Hundreds of thousands one year, hundreds of thousands more the next. At some point all those dead babies start adding up, regardless of whether Eleanor Clift looks the other way.
The Daily Beast columnist, in her recurring gig as a panelist on The McLaughlin Group, did her part over the weekend to defend the industrial-scale abortionists at Planned Parenthood.
Clift's kneejerk apologia came during a discussion of a new Georgia law funding "pregnancy resource centers" that don't perform abortions --
PAT BUCHANAN: I don't even know why the Georgia thing is a controversy, John (McLaughlin). The state has a perfect right to provide facilities to aid women, especially poor women, who want to bring their children to term and to help 'em out and they've got a right to say we don't do, we're not doing abortions with these federal, with these state funds. I don't know what the controversy is.
CHICAGO TRIBUNE COLUMNIST CLARENCE PAGE: I think they've got to show that somebody's being denied access. That would come into conflict with Roe v. Wade and in some anecdotal cases that has happened where people have been seeking an abortion and have not been able to get it because they've been steered over ...
BUCHANAN: Can you require someone to give people an abortion who don't believe in it? ...
PAGE: I don't think that's what's being required. I think it's mainly information ...
CLIFT: It's denying information.
NATIONAL REVIEW'S TOM ROGAN: I think this is a fight the Guttmacher Institute (former research arm for Planned Parenthood) should not have picked. Look, you know, there's a big debate about federal funding, obviously to Planned Parenthood, but the idea that it's somehow inappropriate to provide funds to women's health centers that are doing good work, that are for those reasons providing abortions, it's not a restriction on abortion rights. It's simply provision into different mediums.
PAGE: Now these health centers providing, providing abortion services?
ROGAN: No, no, no. So where the money is going to these particular places in Georgia, they're providing women's health services short of abortion.
PAGE: Short of, right.
ROGAN: And I don't, there's not a problem with that. I think that's ...
PAGE: Planned Parenthood provides all those too. (laughs)
Such as mammograms, for example. Oh wait ...
Clift weighs in with her whopper --
CLIFT: No, I don't have a problem with them doing that. I do have a problem when they try to cut funding to Planned Parenthood which provides a lot of health services and a very small number of abortions.
Translation: 300,000-plus abortions annually, nearly one in every three in the U.S., making Planned Parenthood the country's leading abortion "provider". But what some deem paltry.
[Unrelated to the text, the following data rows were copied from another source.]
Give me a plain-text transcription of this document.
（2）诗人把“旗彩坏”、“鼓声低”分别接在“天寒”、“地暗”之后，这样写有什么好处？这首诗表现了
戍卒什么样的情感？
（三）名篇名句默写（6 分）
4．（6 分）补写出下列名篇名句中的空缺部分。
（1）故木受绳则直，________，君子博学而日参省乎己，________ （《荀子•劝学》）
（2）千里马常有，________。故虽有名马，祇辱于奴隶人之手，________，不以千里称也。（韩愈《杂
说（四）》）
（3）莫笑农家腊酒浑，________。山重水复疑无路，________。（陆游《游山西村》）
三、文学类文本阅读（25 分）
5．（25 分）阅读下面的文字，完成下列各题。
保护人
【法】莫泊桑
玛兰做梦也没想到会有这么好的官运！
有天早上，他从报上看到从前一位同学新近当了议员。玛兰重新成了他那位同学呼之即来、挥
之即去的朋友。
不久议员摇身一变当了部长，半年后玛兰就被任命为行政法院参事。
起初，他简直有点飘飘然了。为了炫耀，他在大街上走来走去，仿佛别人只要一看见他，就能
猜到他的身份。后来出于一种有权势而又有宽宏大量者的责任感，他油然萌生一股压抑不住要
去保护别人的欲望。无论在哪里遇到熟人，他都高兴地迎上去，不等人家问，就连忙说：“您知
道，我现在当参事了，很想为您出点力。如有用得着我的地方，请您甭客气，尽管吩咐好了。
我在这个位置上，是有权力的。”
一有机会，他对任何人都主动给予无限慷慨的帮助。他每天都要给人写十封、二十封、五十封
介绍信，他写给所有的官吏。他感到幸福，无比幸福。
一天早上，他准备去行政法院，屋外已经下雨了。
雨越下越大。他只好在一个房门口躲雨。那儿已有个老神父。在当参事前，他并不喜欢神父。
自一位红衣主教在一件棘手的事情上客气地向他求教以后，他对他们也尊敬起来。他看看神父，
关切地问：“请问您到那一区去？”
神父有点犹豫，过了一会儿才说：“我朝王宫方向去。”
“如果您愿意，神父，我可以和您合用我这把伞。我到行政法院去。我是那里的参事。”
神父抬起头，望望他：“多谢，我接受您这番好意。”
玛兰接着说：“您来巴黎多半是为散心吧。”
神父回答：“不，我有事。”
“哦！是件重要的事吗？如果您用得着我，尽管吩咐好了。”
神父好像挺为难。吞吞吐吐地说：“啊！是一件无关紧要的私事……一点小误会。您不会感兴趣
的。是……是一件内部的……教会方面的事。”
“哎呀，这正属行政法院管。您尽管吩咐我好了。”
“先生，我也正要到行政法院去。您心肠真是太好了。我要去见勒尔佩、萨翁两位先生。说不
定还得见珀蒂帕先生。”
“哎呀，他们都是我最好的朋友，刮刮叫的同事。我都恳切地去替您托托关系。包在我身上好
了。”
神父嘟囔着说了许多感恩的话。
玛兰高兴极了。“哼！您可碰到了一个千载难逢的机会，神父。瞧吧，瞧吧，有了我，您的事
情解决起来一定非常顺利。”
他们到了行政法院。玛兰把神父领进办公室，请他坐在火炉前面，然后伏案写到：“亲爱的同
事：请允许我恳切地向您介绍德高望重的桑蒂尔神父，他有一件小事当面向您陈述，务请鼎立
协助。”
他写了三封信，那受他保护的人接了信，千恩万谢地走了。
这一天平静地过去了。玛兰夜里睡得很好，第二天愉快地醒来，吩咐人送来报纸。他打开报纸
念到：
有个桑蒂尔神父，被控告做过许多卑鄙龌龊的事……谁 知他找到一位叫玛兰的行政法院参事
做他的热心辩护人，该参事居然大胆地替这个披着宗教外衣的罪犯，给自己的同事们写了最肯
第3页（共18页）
Clift likely meant to say was that abortions comprise a "very small" percentage of Planned Parenthood's services, which also include pregnancy tests and cancer screenings. But this too is a dodge, as detailed by Rich Lowry in a withering New York Post op-ed --
By Planned Parenthood's math, a woman who gets an abortion but also a pregnancy test, an STD test and some contraceptives has received four services, and only 25 percent of them are abortion. This is a little like performing an abortion and giving a woman an aspirin, and saying only half of what you do is abortion.
Such crack reasoning could be used to obscure the purpose of any organization. The sponsors of the New York Marathon could count each cup of water they hand out (some 2 million cups, compared with 45,000 runners) and say they are mainly in the hydration business.
Why do liberals always downplay the carnage at Planned Parenthood, seeing how what they do in their clinics is allegedly no more significant or consequential than minor surgery? It's the same impulse that animated the Clintons during the '90s with their disingenuous, poll-tested effort to make abortion "safe, legal and rare." If what Planned Parenthood does more than anyone else in America is truly something to be proud of, they and their enablers would boast of these numbers, not hide from them.